Their main idea is to use Kawata's theorem which makes a link between the Cartan invariant and the position of simples.

Motivated those works, we find a lower bound for those Cartan invariants for non isolated (very wide classes) wild blocks of finite groups of Lie type in non-defining characteristic. Along the approach of [KMU], we will know that generically the simples are at the edge.

It turns out that if a (so called) defect group is too small such as p=3 and the elementary abelian group of order 9, I can't find general argument. Actually, in such cases, KMO found a counter example.

21 November 2012, Room I-409

13:00-14:30, Kota Yamaura
When are trivial extensions Iwanaga-Gorenstein algebras?

2 July 2012, Room A-328

15:00-16:30, Erik Darpö
Tensoring modular representations of cyclic two-groups

25 June 2012, Room A-328

15:00-16:30, Laurent Demonet
Categorification of cluster algebra structures of coordinate rings of Grassmanian varieties through representations of preprojective algebras

23 April 2012, Room A-328

15:00-16:30, Hiroyuki Minamoto
n-regular modules from a view point of noncommutative algebraic geometry

2 April 2012, Room A-328

15:00-16:30, Takahide Adachi
The connection between support tau-tilting modules, silting complexes and cluster-tilting objects

Abstract: In my talk, I shall give a bijection between support tau-tilting modules and two-term silting complexes. Iyama and Reiten show that support tau-tilting modules and cluster-tilting objects are one-to-one correspondence. I shall directly give a bijection between two-term silting complexes and cluster-tilting objects.

26 March 2012, Room A-328

15:00-16:30, Gustavo Jasso
2-representation-finite quasi-canonical algebras

19 March 2012, Room A-428

15:00-16:30, Laurent Demonet
Skew group algebras and bimodule Calabi-Yau algebras

5 March 2012, Room A-328

15:00-16:30, Laurent Demonet
Group actions of categories

27 February 2012, Room A-328

15:00-16:30, Martin Herschend
Higher dimensional Auslander-Reiten theory and quivers with potential II

Abstract: I will continue my previous talk, explaining about the use of QPs in higher Auslander-Reiten theory.
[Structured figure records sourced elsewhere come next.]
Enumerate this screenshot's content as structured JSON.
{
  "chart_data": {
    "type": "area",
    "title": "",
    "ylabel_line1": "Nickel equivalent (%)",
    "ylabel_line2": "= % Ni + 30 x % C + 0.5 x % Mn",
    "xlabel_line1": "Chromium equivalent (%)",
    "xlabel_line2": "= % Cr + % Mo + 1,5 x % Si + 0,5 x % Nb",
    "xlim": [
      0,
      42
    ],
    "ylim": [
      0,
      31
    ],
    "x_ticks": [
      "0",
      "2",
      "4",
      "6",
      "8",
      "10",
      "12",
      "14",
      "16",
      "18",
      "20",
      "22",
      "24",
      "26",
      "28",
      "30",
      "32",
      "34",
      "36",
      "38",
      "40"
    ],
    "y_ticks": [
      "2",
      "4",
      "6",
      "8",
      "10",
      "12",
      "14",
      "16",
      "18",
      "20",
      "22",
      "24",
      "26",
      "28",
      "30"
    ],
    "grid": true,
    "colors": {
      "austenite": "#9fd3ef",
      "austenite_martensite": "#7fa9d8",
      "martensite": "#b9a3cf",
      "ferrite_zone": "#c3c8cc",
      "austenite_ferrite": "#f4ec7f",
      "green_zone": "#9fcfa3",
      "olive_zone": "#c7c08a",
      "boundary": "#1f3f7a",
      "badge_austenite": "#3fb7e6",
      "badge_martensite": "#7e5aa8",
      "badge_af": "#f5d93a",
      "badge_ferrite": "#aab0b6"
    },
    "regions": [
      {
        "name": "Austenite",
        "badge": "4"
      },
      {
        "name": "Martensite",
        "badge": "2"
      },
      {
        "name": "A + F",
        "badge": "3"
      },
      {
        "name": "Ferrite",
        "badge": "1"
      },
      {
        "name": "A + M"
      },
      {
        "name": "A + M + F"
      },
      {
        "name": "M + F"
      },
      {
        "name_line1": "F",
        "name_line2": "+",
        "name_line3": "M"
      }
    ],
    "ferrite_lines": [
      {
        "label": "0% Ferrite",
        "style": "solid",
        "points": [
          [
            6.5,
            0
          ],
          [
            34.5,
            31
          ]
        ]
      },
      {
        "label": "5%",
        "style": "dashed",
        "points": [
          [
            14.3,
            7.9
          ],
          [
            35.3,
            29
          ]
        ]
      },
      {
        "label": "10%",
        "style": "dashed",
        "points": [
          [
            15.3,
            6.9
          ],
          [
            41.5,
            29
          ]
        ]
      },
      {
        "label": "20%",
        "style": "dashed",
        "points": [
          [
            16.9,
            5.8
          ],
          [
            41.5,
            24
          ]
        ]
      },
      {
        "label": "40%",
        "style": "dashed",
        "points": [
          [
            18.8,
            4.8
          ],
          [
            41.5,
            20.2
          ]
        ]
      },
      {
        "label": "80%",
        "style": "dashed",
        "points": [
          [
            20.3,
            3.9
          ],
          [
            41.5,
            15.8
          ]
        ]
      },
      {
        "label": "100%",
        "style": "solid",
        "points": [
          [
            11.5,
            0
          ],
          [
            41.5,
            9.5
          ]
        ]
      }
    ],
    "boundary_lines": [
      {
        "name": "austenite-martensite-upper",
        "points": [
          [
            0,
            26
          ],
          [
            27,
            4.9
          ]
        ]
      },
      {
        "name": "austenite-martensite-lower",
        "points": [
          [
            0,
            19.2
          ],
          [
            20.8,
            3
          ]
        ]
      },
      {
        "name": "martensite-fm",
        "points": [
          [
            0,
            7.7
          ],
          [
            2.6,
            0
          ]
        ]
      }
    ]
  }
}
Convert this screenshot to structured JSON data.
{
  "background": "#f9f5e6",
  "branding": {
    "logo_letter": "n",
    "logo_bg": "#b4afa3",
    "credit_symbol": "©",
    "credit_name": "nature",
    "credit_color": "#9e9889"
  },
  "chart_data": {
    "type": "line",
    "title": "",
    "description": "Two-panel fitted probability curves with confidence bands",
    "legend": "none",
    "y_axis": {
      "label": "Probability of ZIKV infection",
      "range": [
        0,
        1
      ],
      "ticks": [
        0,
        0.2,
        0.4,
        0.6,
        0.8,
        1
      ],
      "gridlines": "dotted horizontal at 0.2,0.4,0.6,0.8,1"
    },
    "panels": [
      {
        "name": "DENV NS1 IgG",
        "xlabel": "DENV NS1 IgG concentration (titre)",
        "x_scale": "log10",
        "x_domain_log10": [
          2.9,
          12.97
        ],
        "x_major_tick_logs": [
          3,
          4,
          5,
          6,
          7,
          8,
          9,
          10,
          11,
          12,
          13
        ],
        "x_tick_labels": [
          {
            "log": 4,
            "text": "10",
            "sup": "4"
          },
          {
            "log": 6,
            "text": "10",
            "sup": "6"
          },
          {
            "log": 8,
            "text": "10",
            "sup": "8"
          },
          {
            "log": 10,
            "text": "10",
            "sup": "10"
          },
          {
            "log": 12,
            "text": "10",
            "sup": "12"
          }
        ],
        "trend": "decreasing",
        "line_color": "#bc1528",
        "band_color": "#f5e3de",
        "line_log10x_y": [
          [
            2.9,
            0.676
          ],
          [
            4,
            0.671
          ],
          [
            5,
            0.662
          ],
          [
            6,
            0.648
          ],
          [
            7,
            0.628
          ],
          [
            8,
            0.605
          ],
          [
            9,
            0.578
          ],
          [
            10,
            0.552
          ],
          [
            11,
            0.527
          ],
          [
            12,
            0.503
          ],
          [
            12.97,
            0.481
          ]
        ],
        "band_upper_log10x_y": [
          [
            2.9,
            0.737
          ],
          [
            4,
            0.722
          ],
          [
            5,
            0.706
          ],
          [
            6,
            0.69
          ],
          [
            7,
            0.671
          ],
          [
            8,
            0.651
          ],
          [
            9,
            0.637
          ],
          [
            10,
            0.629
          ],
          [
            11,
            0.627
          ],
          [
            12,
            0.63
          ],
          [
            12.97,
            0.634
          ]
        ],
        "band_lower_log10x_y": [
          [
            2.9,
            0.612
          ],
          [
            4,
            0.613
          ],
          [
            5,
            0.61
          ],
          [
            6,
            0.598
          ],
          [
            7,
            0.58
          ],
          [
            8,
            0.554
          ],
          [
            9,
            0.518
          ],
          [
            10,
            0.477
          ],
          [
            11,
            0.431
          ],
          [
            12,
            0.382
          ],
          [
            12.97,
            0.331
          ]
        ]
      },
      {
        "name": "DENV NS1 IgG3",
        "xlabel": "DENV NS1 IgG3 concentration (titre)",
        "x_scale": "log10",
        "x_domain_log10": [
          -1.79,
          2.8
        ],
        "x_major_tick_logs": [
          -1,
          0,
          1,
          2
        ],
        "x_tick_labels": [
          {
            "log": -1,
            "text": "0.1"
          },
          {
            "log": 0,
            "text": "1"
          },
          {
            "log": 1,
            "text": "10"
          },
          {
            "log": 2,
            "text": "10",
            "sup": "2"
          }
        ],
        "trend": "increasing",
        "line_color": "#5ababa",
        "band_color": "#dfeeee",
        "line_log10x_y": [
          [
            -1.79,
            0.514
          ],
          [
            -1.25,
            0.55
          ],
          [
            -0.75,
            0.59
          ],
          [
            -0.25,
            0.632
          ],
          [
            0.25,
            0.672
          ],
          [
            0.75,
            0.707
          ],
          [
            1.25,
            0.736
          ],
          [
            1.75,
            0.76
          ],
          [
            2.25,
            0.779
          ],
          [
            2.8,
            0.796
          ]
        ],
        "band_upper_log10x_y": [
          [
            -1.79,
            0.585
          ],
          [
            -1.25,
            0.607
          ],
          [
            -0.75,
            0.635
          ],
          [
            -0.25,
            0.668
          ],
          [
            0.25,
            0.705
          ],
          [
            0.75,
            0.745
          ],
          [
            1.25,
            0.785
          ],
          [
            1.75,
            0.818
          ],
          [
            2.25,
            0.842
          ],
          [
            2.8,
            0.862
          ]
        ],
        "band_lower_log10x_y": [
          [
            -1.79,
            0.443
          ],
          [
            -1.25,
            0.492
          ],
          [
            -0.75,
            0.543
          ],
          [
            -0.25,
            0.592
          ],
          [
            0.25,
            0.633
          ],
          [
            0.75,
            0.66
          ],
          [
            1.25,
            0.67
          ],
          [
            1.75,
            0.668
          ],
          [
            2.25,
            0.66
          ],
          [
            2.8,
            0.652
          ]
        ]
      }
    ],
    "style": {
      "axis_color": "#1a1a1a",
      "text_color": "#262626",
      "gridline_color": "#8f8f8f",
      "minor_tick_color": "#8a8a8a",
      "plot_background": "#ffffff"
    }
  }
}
20 February 2012, Room A-328

13:00-14:30, Martin Herschend
Higher dimensional Auslander-Reiten theory and quivers with potential

Abstract: In my talk I will introduce basic notions of higher dimensional Auslander-Reiten theory such as n-representation finite and n-representation infinite algebras and explain how these can be characterized using (n+1)-preprojective algebras. Since 3-preprojective algebras are given by quivers with potential (QPs) this leads to a study of certain graded QPs. I will discuss various properties of QPs that appear in this way and give many examples.